Dit blog verscheen eerder in Bres

Thuiskomen

Thuiskomen, wie wil dat niet? ‘Thuis’ is de plaats waar iemand woont. Thuis-komen is dus niets meer en minder dan in onze eigen woning terugkomen. Wanneer echter voelt een huis ook werkelijk als een thuis? Wanneer verandert ‘een huis binnengaan’ in ‘thuiskomen’? Aan welke voorwaarden moet een huis voldoen voordat we het ‘thuis’ kunnen noemen? Ook niet onbelangrijk is de vraag wie of wat er dan ‘thuiskomt’!

Thuis

We leven in een tijd waarin we langzamerhand verleerd zijn om een thuis te scheppen voor onszelf en onze dierbaren. Veel meer lijkt het erop dat een huis verworden is tot een verzamelplek van een aantal individuen wier agenda hen toevallig op hetzelfde moment gebruik laat maken van de badkamer of de magnetron. Terwijl het huis juist een warm en gekoesterd middelpunt zou moeten vormen in het leven van ieder mens; het zou zo’n beetje de belangrijkste plek op aarde moeten zijn. Geen thuis hebben maakt ontheemd, onzeker en werkt deprimerend: we hebben immers niets waarnaar we terug kunnen keren, waar we thuis kunnen komen. Geen vast anker waar we houvast aan kunnen ontlenen en ons herinnert aan wie we zijn. Een huis dat geen thuis is mist warmte en bezieling, maakt mensen afstandelijk, koel en houdt hun hart gesloten. Een huis dat vol staat met allerhande rommel kan evenmin een thuis genoemd worden. Niet de mens maar de aanwezige spullen vormen in een volgepakt huis het middelpunt waar de mens zich omheen moet buigen en bewegen. Ook een huis dat met de grootste zorgvuldigheid door een beroemde interieurarchitect is ingericht, toont de signatuur van deze architect en niet noodzakelijkerwijze van de bewoners zelf. Zij voegen zich in het uiterlijk vertoon van het prachtige woonbeeld dat is gecreëerd, waarin persoonlijk leefgruis in veel gevallen enkel detoneert.

Trend

Ogenschijnlijk lijkt het onvermogen om een thuis te scheppen in tegenspraak met de huidige trend waarbij er juist buitengewoon veel aandacht is voor het inrichten en verbouwen van huizen. Er zijn tal van tv-programma’s en glossy magazines die laten zien hoe we een huis kunnen opleuken en er een stijlvolle toonkamer van kunnen maken. Hoe ver zijn we niet afgeraakt van het met simpele middelen creëren van een thuis? Nergens wordt uitgelegd hoe we ons huis kunnen bezielen, hoe we onszelf – en niet een of andere trendy stijl die ons houvast geeft – tot uitdrukking kunnen brengen.

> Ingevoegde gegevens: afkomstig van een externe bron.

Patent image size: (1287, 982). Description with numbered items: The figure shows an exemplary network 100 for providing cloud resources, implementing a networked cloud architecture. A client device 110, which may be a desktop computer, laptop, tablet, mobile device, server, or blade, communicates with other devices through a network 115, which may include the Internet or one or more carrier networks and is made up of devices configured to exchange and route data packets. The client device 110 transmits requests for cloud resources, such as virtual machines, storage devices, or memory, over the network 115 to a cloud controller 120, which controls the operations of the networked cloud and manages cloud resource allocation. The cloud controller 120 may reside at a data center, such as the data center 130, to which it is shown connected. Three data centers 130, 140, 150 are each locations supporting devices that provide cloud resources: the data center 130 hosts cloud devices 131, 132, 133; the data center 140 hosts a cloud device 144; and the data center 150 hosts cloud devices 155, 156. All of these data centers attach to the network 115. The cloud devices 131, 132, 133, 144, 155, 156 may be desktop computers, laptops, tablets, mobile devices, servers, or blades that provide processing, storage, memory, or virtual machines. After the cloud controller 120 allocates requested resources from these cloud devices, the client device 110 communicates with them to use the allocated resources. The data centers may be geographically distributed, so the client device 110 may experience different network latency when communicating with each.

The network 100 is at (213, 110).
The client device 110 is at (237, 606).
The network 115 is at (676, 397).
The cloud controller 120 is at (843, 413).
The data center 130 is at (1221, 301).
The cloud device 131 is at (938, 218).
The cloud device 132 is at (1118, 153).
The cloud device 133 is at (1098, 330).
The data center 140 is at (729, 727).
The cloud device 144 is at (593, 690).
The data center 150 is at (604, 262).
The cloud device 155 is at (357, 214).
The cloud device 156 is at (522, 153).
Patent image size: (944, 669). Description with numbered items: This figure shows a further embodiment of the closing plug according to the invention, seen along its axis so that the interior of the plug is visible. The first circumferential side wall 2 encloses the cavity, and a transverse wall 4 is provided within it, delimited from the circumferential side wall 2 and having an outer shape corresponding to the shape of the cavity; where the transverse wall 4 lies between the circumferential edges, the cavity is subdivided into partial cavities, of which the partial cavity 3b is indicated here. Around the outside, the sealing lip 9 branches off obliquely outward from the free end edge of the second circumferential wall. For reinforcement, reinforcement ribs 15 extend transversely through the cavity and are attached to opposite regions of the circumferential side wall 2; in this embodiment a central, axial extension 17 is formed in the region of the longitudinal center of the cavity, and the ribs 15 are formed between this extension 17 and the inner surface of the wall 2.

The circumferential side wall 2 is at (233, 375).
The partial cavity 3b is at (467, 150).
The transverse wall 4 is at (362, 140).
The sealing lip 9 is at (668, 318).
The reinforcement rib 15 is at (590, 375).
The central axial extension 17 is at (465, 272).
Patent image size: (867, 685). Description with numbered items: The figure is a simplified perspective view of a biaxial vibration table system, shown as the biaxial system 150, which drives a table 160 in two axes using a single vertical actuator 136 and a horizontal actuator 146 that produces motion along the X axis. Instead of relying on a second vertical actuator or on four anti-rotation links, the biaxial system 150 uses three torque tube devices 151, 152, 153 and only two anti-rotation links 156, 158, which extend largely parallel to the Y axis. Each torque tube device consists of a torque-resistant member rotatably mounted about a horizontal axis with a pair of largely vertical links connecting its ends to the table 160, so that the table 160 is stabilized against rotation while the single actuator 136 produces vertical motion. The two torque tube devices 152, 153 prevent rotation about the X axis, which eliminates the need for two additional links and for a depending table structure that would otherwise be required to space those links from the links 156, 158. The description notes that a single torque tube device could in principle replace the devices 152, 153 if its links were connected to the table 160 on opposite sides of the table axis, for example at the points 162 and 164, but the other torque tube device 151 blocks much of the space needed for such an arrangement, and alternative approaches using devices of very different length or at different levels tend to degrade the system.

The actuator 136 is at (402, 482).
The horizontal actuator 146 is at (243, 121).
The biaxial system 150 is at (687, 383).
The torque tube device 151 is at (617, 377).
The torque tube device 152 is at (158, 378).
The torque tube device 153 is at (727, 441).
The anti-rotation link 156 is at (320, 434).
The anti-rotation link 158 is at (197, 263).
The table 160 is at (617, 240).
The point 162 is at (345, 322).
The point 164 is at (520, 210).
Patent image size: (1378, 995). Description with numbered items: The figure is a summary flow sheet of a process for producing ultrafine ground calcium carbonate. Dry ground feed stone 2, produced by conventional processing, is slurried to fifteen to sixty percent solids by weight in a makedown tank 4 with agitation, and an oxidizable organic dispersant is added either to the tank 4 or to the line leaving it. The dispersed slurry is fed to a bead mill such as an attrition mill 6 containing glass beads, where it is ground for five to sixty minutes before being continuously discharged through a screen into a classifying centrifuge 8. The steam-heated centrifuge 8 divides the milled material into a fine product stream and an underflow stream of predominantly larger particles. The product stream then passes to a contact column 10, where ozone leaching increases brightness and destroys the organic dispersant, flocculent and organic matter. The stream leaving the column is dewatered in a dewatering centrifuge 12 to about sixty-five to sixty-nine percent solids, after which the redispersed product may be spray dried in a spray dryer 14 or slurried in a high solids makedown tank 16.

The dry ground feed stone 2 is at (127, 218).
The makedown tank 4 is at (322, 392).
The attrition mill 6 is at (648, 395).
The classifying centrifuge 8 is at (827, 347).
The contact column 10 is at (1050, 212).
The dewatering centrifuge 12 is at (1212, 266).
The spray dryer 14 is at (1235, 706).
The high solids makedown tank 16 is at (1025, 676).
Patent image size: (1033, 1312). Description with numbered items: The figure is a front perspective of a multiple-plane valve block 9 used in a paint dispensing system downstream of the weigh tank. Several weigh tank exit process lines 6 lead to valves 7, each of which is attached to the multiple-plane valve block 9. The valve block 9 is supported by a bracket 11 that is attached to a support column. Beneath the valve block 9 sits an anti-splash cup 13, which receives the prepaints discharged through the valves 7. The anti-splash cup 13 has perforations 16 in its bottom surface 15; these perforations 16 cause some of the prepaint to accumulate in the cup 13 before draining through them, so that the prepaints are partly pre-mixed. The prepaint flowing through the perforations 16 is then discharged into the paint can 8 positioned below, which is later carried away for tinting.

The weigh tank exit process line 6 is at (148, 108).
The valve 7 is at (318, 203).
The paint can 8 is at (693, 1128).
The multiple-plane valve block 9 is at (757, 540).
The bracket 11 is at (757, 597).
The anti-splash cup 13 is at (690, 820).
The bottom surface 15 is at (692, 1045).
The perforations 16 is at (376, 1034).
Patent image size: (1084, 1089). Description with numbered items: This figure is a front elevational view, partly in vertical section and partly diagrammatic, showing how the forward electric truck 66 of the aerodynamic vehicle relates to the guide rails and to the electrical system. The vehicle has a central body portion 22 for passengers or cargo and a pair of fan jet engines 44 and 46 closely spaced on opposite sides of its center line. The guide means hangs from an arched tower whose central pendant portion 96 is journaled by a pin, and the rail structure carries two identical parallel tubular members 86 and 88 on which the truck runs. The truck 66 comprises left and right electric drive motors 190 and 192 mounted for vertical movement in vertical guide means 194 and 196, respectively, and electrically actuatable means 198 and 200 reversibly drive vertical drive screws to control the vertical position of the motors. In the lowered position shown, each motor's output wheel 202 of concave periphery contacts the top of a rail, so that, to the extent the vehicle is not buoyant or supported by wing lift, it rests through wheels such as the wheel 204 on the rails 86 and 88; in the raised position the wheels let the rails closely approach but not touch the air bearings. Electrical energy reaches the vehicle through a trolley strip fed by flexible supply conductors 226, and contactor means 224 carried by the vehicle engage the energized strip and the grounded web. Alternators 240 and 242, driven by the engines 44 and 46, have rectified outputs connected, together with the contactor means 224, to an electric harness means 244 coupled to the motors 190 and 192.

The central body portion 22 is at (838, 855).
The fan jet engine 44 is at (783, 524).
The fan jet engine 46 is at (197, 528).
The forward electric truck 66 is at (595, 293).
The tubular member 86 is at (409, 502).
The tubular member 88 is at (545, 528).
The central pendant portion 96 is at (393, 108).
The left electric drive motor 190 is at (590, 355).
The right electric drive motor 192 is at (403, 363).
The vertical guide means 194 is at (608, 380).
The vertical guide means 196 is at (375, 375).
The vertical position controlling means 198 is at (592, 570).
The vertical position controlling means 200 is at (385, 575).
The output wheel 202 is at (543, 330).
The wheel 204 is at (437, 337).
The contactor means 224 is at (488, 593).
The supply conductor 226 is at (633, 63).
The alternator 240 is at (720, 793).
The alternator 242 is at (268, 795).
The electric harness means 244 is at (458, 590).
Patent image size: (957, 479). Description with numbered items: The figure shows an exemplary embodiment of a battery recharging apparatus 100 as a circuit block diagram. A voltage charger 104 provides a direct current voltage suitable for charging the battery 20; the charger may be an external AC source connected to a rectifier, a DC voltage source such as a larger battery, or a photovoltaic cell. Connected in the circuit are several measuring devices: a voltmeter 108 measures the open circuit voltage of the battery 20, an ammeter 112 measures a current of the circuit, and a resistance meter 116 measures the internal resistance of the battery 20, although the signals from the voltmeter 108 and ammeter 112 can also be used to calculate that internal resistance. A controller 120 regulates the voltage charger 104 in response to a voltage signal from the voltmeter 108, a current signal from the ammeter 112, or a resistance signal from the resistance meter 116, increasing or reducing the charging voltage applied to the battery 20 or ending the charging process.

Hoe we de warmte, de liefde en spiritualiteit weer terug kunnen brengen in ons huis en in ons leven. Hoe we onszelf, in al onze kwetsbaarheid, kunnen laten zien in ons huis. De invloed die een huis op ons heeft is ongekend en wordt nog schromelijk onderschat.

Thuisbasis

In het ‘echte’ leven buitenshuis ondervinden we voortdurend weerstand door situaties die ons uitdagen, beperken of belasten. Het leven buitenshuis, dat zonder meer met regelmaat aandoet als een ware jungle, treden we regelmatig tegemoet vanuit een houding om te overleven. Zowel het beslechten van de weerstand als het overleven in de jungle vraagt om kracht, een goede gezondheid, moed en een stevige eigen basis. Een thuisbasis wel te verstaan. Een thuisbasis die ons ondersteunt en waar we ons prettig voelen. Waar we helemaal onszelf kunnen zijn en die zich als een weldadige warme deken om ons heen voegt, die ons een stevig fundament biedt dat ons helpt de uitdagingen van het leven beter aan te kunnen en deze met meer moed, eigenheid en kracht tegemoet te treden. Wonen in een huis waar we ons niet thuis of veilig voelen, kost veel energie wat uiteindelijk ons welzijn, humeur, prestaties, geluk en onze gezondheid zal ondermijnen.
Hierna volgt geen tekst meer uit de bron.